Según cifras de la OMS, el 2,2 % de los casos corresponden a población pediátrica, una cifra pequeña que quizás no genera alarma pero que se encuentra latente: “Los niños mayores de 10 años ya pueden contagiar el virus igual que el adulto, la sintomatología de nuestros pacientes pediátricos es muy poco específica, como alguna afección respiratoria común y hay otros síntomas que no son tan frecuentes”, afirmó.

Ante esto, Do Nascimento recomienda a los padres tomar todas las medidas necesarias de bioseguridad recomendadas por la OMS para proteger a los niños y evitar el contagio: “Se dice que el 15 % de los pacientes pediátricos con COVID-19 son asintomáticos, sin embargo pueden transmitir la enfermedad”.

Ante este escenario, enfatiza la importancia de mantener la guardia en alto y evitar la relajación para evitar que se propaguen los casos entre los niños y de igual manera para la población adulta, manteniendo el valor de responsabilidad paterna.

En el caso de los recién nacidos, lo primero que destaca el doctor Do Nascimento es que la lactancia es el mejor alimento que se le puede proporcionar al bebé y en este sentido subraya que una madre con COVID-19 no le va a transmitir al bebé la enfermedad a través de la misma. Sin embargo, debe tomar todas las medidas de bioseguridad para amamantarlo.

“Ya cuando hay una sintomatología más completa, se debe tener mayor cuidado. Debemos tener mucha conciencia y evitar sacar a las calles a los niños durante esta pandemia, evitar lugares concurridos, esto no debe seguir sucediendo. Es importante mantener el bebé en casa, evitar el contacto con familiares, algún vecino.
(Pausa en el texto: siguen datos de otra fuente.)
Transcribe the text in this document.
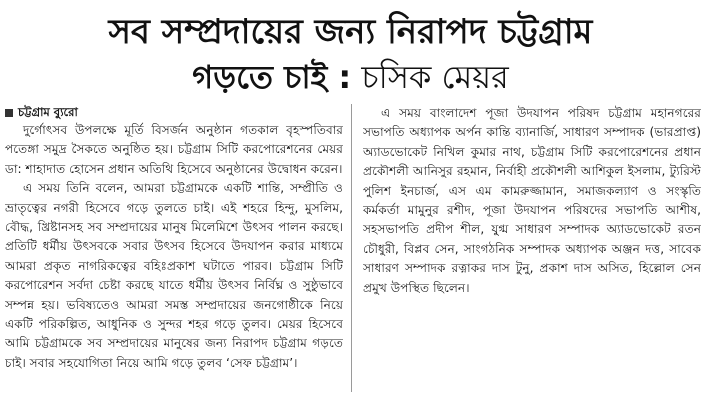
সব সম্প্রদায়ের জন্য নিরাপদ চট্টগ্রাম
গড়তে চাই : চসিক মেয়র
চট্টগ্রাম ব্যুরো

দুর্গোৎসব উপলক্ষে মূর্তি বিসর্জন অনুষ্ঠান গতকাল বৃহস্পতিবার পতেঙ্গা সমুদ্র সৈকতে অনুষ্ঠিত হয়। চট্টগ্রাম সিটি করপোরেশনের মেয়র ডা: শাহাদাত হোসেন প্রধান অতিথি হিসেবে অনুষ্ঠানের উদ্বোধন করেন।

এ সময় তিনি বলেন, আমরা চট্টগ্রামকে একটি শান্তি, সম্প্রীতি ও ভ্রাতৃত্বের নগরী হিসেবে গড়ে তুলতে চাই। এই শহরে হিন্দু, মুসলিম, বৌদ্ধ, খ্রিষ্টানসহ সব সম্প্রদায়ের মানুষ মিলেমিশে উৎসব পালন করছে। প্রতিটি ধর্মীয় উৎসবকে সবার উৎসব হিসেবে উদযাপন করার মাধ্যমে আমরা প্রকৃত নাগরিকত্বের বহিঃপ্রকাশ ঘটাতে পারব। চট্টগ্রাম সিটি করপোরেশন সর্বদা চেষ্টা করছে যাতে ধর্মীয় উৎসব নির্বিঘ্ন ও সুষ্ঠুভাবে সম্পন্ন হয়। ভবিষ্যতেও আমরা সমস্ত সম্প্রদায়ের জনগোষ্ঠীকে নিয়ে একটি পরিকল্পিত, আধুনিক ও সুন্দর শহর গড়ে তুলব। মেয়র হিসেবে আমি চট্টগ্রামকে সব সম্প্রদায়ের মানুষের জন্য নিরাপদ চট্টগ্রাম গড়তে চাই। সবার সহযোগিতা নিয়ে আমি গড়ে তুলব ‘সেফ চট্টগ্রাম’।

এ সময় বাংলাদেশ পূজা উদযাপন পরিষদ চট্টগ্রাম মহানগরের সভাপতি অধ্যাপক অর্পন কান্তি ব্যানার্জি, সাধারণ সম্পাদক (ভারপ্রাপ্ত) অ্যাডভোকেট নিখিল কুমার নাথ, চট্টগ্রাম সিটি করপোরেশনের প্রধান প্রকৌশলী আনিসুর রহমান, নির্বাহী প্রকৌশলী আশিকুল ইসলাম, ট্যুরিস্ট পুলিশ ইনচার্জ, এস এম কামরুজ্জামান, সমাজকল্যাণ ও সংস্কৃতি কর্মকর্তা মামুনুর রশীদ, পূজা উদযাপন পরিষদের সভাপতি আশীষ, সহসভাপতি প্রদীপ শীল, যুগ্ম সাধারণ সম্পাদক অ্যাডভোকেট রতন চৌধুরী, বিপ্লব সেন, সাংগঠনিক সম্পাদক অধ্যাপক অঞ্জন দত্ত, সাবেক সাধারণ সম্পাদক রত্নাকর দাস টুনু, প্রকাশ দাস অসিত, হিল্লোল সেন প্রমুখ উপস্থিত ছিলেন।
La debida protección de los padres cuando salgan a trabajar y a realizar las compras para el hogar”.

Asegura que los recién nacidos deben ser sacados a la calle únicamente para aplicarles sus respectivas vacunas, que lo protejan de distintas patologías que siguen su curso: “Se debe tomar todas las medidas, hay que colocarle las vacunas para no dejarlo libre de muchas enfermedades”.

En cuanto a la utilización del tapabocas, destaca que ningún niño menor de 2 años deben utilizarlo, debido a que no saben utilizarlo, puede ocasionar dificultades respiratorias y tienden a manipularlo con sus manos.
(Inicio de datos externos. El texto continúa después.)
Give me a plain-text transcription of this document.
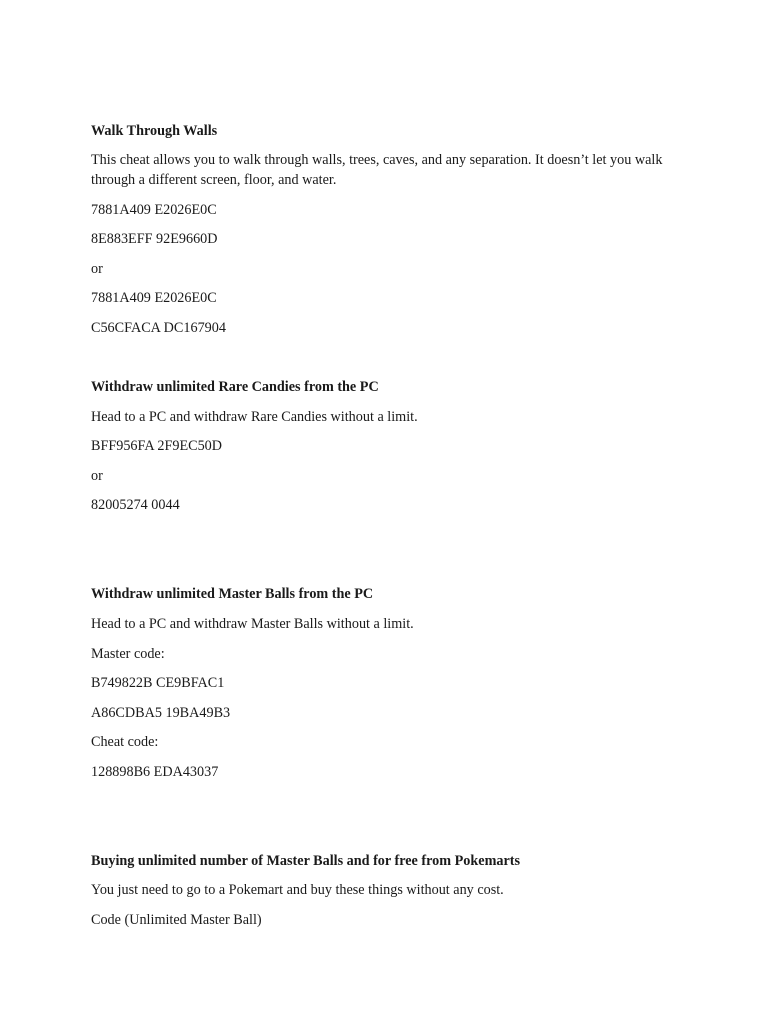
Walk Through Walls
This cheat allows you to walk through walls, trees, caves, and any separation. It doesn’t let you walk through a different screen, floor, and water.
7881A409 E2026E0C
8E883EFF 92E9660D
or
7881A409 E2026E0C
C56CFACA DC167904
Withdraw unlimited Rare Candies from the PC
Head to a PC and withdraw Rare Candies without a limit.
BFF956FA 2F9EC50D
or
82005274 0044
Withdraw unlimited Master Balls from the PC
Head to a PC and withdraw Master Balls without a limit.
Master code:
B749822B CE9BFAC1
A86CDBA5 19BA49B3
Cheat code:
128898B6 EDA43037
Buying unlimited number of Master Balls and for free from Pokemarts
You just need to go to a Pokemart and buy these things without any cost.
Code (Unlimited Master Ball)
“Al ser un virus nuevo se encuentra en constante evolución y se ven distintos síntomas, hay que tener en cuenta que si te da COVID-19, al sobrellevarlo se debe tener en cuenta que hay reacciones tardías, son variantes que se estudian diariamente y aún no sabemos. Lo mismo puede ocurrir en los niños”.

¿Qué hacer si un niño tiene COVID-19 o es sospechoso de tenerlo?
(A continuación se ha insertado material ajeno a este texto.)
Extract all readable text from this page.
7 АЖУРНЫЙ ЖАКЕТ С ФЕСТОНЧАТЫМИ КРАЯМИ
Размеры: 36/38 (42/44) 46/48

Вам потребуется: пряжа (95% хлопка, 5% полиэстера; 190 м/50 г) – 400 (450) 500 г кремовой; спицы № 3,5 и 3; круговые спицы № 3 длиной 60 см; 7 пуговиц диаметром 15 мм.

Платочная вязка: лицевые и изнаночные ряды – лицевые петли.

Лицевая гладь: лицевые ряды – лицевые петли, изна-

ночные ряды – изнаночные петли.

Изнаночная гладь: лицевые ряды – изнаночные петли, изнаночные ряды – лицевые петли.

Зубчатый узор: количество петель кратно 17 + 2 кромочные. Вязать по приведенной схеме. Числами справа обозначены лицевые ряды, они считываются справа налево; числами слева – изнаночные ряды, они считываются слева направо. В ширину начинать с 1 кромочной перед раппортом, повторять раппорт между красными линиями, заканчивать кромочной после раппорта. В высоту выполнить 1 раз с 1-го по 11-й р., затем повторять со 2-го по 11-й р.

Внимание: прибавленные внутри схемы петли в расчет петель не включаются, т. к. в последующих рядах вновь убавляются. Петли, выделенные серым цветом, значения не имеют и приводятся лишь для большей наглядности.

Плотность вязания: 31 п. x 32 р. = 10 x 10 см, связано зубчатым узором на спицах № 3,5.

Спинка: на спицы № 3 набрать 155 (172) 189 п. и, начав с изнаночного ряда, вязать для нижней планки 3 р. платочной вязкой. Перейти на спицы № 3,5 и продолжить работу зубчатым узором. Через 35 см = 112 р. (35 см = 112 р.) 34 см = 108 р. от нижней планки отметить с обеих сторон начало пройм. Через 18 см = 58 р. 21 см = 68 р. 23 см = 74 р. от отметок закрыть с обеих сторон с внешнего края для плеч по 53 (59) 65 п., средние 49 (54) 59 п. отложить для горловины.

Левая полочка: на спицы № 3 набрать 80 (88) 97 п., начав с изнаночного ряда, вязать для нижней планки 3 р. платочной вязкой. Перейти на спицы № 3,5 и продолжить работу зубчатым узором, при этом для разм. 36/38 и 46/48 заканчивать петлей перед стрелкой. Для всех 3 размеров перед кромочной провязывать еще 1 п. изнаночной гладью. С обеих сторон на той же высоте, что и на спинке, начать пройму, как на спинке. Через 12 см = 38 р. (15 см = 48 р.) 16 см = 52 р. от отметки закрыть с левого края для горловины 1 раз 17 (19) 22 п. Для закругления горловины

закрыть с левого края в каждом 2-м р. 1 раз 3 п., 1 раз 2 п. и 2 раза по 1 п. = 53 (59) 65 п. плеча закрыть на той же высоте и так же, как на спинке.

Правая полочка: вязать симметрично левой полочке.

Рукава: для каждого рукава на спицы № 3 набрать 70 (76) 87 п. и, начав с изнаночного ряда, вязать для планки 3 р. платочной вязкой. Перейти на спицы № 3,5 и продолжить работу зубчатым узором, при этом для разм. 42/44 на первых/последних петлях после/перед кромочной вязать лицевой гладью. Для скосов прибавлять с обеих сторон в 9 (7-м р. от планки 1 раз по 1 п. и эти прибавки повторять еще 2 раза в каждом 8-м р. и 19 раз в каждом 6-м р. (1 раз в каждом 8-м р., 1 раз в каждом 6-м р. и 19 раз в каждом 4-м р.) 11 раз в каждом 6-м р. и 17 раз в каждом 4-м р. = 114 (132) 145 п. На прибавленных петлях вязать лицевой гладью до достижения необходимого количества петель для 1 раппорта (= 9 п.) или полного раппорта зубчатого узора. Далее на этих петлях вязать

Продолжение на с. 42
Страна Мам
“Lo primero que debe hacerse es mantener la calma, los niños deben tener un pediatra de cabecera con el cual comunicarnos. Debemos no acudir a los centros de manera abrupta para no colapsarlos. Esperar la opinión del médico vía telefónica, cualquier sintomatología respiratoria es importante comunicarla”.

Hay que tener en cuenta las variantes del COVID-19 en la población pediátrica y así evitar que las complicaciones lleguen a causar daños mayores. Finalmente hace un llamado a no entrar al pánico y a no negarse a la posibilidad de la vacuna cuando la misma llegue y se presente un plan en Venezuela.